The captain shifted so he could face Rakel. “You must move hard and fast. We’ll protect you, but you are the only hope of driving them from the village.”

She could feel the soldiers’ stares hammering into her back, weighing on her like an avalanche.Ho-ho-ho, you think I’ll fight with yourfinesoldiers at my back? No, thank you!“That is unnecessary. I will enter Vefsna alone.”

“No,” Captain Halvor said.

“Out of the question,” Oskar added.

Rakel narrowed her eyes. “Why?”

“Because you are royalty, and I cannot have you taking such an unnecessary risk,” Captain Halvor said.

“We could take half the soldiers—four—including Halvor and me—instead of all eight of us,” Oskar said.

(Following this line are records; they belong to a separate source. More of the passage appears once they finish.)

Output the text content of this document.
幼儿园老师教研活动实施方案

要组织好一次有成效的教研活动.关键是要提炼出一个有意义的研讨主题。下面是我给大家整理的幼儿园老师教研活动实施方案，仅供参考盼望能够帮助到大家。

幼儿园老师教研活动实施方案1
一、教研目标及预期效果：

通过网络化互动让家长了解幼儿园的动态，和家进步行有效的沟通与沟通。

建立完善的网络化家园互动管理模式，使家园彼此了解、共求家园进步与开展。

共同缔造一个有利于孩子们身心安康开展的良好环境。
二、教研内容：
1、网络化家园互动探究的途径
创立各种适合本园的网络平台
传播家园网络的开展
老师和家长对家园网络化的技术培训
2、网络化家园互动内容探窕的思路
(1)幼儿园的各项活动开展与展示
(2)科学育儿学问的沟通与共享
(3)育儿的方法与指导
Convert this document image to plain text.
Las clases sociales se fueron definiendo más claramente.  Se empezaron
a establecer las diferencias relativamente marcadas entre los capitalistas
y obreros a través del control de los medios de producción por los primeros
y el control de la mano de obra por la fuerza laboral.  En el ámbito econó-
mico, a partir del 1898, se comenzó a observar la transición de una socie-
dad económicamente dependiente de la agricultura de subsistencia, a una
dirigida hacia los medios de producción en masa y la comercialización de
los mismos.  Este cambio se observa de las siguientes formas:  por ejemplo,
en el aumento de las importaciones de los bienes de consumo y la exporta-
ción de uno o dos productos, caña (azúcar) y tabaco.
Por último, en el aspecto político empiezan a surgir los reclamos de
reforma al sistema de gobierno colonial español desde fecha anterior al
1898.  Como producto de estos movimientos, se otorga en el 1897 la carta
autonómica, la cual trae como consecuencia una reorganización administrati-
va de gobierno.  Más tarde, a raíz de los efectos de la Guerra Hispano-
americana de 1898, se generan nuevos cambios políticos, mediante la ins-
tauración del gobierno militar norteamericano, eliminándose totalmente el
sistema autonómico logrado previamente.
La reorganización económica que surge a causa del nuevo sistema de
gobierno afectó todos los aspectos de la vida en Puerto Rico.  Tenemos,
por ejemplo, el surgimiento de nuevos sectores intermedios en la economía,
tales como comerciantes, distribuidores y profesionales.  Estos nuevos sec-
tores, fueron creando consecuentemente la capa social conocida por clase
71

Halvor scowled at the attendant. “All eight of us go in.”

Rakel shook her head. “I refuse. If I must have an escort, I will allow Oskar and you, Captain Halvor. That is all.”

Captain Halvor’s shoulders hunched up, and he appeared about to lay a scathing glare on her, but Oskar raised his hand and stepped in between them.

“Why?” he asked.

I wonder—maybe it’s because one of these guards has already tried to kill me? In a fight in which I’ll be using my magic, the trust of the fearful and ignorant is a commodity I cannot afford.

Rakel cleared her throat and regained a solid grip on her emotions. “I have my reasons.”

“Alright,” Oskar agreed, taking a step closer to Rakel.